International support can help with diagnostics, medicines, surveillance, training and public-health campaigns. Global partnerships can also reduce the cost of test kits and antiviral medicines, support local production, and help countries build stronger data systems.
However, domestic political commitment is equally important. Hepatitis elimination cannot be achieved through donor support alone. It requires national financing, provincial coordination, regulation of unsafe health practices and sustained public communication.
The World Hepatitis Summit 2026 also called for faster action, warning that preventable deaths will continue unless countries expand testing, treatment and vaccination. Its message was clear: hepatitis elimination is possible, but only if governments treat it as an urgent public-health priority rather than a neglected disease.
What Pakistan Needs to Do Next
Pakistan’s immediate priorities are clear.
First, testing must be expanded. Millions of people do not know they are infected, and undiagnosed patients remain at risk of liver failure, cancer and continued transmission.
Second, treatment must be made easier to access. Hepatitis C is curable, but patients need affordable medicines, simplified referral systems and follow-up care.
Third, hepatitis B vaccination must be strengthened, especially the birth dose within 24 hours of delivery. This is one of the most effective ways to prevent lifelong infection.
Fourth, unsafe injections and unregulated medical practices must be tackled seriously. Reuse of syringes and poor sterilisation are among the main drivers of infection in Pakistan.
Fifth, blood transfusion services need strict screening and enforcement. Unsafe blood remains a preventable route of transmission.

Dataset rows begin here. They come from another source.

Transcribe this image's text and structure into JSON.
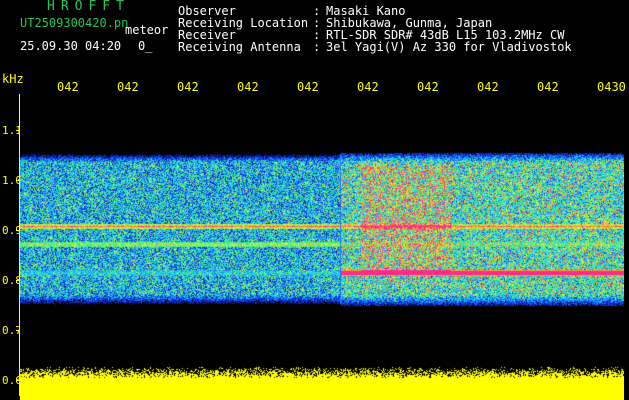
{
  "header": {
    "app_title": "HROFFT",
    "file_name": "UT2509300420.pn",
    "file_suffix": "meteor",
    "date_time": "25.09.30 04:20",
    "date_extra": "0_"
  },
  "station_info": [
    {
      "label": "Observer",
      "value": "Masaki Kano"
    },
    {
      "label": "Receiving Location",
      "value": "Shibukawa, Gunma, Japan"
    },
    {
      "label": "Receiver",
      "value": "RTL-SDR SDR# 43dB L15 103.2MHz CW"
    },
    {
      "label": "Receiving Antenna",
      "value": "3el Yagi(V) Az 330 for Vladivostok"
    }
  ],
  "colon": ":",
  "axis": {
    "ylabel": "kHz",
    "x_ticks": [
      "042",
      "042",
      "042",
      "042",
      "042",
      "042",
      "042",
      "042",
      "042",
      "0430"
    ],
    "y_ticks": [
      "1.1",
      "1.0",
      "0.9",
      "0.8",
      "0.7",
      "0.6"
    ]
  },
  "colors": {
    "text": "#ffffff",
    "accent_green": "#22c55e",
    "axis_yellow": "#ffff00",
    "background": "#000000",
    "signal_pink": "#ff2a8a"
  },
  "spectrogram": {
    "event_start_fraction": 0.53,
    "signal_lines_khz": [
      0.908,
      0.872,
      0.815
    ]
  }
}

Finally, Pakistan needs reliable national data. Without strong surveillance, it is difficult to know where infection rates are highest, which interventions are working, and where resources should be directed.
The WHO findings are alarming, but they also show that the crisis is solvable. Pakistan already has the medical tools needed to prevent, detect and treat hepatitis. The challenge is delivery at scale.
If Pakistan can turn its elimination programme into a functioning nationwide system, it could save hundreds of thousands of lives and become a model for other high-burden countries. If not, hepatitis will continue to silently damage families, strain hospitals and cause preventable deaths for years to come.